For Westphal, however, it is not clearly stated in the agreement whether operators can still sue against the possibility of bringing forward decommissioning after 2030.

She also questioned the compensation payments themselves, saying negotiations with coal operators took place behind closed doors, with no involvement or scrutiny from civil society groups.

As German magazine Der Spiegel reported in April, the lignite company LEAG is set to receive €1.75 billion for shutting down its plants in a timeframe that the company had already planned for anyway.

“It is necessary to clearly link the amount of compensation to the future profitability of the power plants to exclude this option,” Westphal said. “But unfortunately the formula for the compensation remains unknown”.

According to ClientEarth, the German government should have refused to compensate power plant owners in the first place.

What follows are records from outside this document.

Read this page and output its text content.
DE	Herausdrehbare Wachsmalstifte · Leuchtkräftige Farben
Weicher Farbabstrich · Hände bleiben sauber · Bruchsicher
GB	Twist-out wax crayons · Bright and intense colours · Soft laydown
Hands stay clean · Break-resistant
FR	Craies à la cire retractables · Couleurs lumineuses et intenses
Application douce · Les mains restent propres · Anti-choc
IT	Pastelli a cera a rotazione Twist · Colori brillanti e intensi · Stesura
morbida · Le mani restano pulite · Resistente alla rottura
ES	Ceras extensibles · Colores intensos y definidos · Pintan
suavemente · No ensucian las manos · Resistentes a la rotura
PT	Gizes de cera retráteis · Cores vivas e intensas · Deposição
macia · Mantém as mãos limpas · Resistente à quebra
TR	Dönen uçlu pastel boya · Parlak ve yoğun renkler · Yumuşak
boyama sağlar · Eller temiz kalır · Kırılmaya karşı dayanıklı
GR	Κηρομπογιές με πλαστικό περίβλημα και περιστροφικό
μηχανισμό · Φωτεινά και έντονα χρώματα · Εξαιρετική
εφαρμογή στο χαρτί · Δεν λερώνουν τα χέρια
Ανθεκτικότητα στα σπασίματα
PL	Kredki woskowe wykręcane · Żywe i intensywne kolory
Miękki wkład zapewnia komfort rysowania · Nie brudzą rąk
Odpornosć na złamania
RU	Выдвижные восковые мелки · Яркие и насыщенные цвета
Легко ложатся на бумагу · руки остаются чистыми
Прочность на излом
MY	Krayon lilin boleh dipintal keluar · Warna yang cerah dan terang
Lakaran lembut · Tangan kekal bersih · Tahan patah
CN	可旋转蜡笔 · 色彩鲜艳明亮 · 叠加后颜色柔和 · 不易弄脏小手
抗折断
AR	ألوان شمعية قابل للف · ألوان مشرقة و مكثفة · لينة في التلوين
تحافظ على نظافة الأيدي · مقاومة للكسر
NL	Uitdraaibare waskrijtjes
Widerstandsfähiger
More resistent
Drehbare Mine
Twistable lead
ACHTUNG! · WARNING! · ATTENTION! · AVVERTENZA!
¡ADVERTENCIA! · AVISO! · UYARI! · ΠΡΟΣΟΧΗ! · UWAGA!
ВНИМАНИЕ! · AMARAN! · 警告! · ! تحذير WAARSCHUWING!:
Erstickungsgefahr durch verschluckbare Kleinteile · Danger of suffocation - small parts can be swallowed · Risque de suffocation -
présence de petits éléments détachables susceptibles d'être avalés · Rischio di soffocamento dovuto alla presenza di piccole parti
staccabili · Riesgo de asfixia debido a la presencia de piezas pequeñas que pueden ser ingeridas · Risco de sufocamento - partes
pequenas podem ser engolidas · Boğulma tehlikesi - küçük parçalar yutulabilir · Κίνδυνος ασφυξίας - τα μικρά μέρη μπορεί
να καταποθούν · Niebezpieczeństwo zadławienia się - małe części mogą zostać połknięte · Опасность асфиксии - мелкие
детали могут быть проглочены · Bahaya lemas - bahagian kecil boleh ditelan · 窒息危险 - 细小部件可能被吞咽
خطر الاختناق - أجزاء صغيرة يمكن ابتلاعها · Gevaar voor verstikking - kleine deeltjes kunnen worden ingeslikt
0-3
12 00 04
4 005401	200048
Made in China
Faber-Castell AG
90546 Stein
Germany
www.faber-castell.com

In a letter to Schulze and Economy Minister Peter Altmaier (CDU), the environmental group called on the government to clarify the shutdown by law. According to ClientEarth, this is the only way to prevent “the contracts from cementing a coal phase-out, which is too late anyway in terms of climate policy, and to give the operators a guarantee of continued operation that goes beyond the law.”

The European Commission will have the last word on the German government’s deal with power plant owners. Within two months, the EU executive will examine whether the compensation payments for coal plant closures are in line with EU state aid rules or if they constitute a market distortion.

“The EU Commission’s examination will hopefully show that these horrendous payments must not be made,” Westphal says.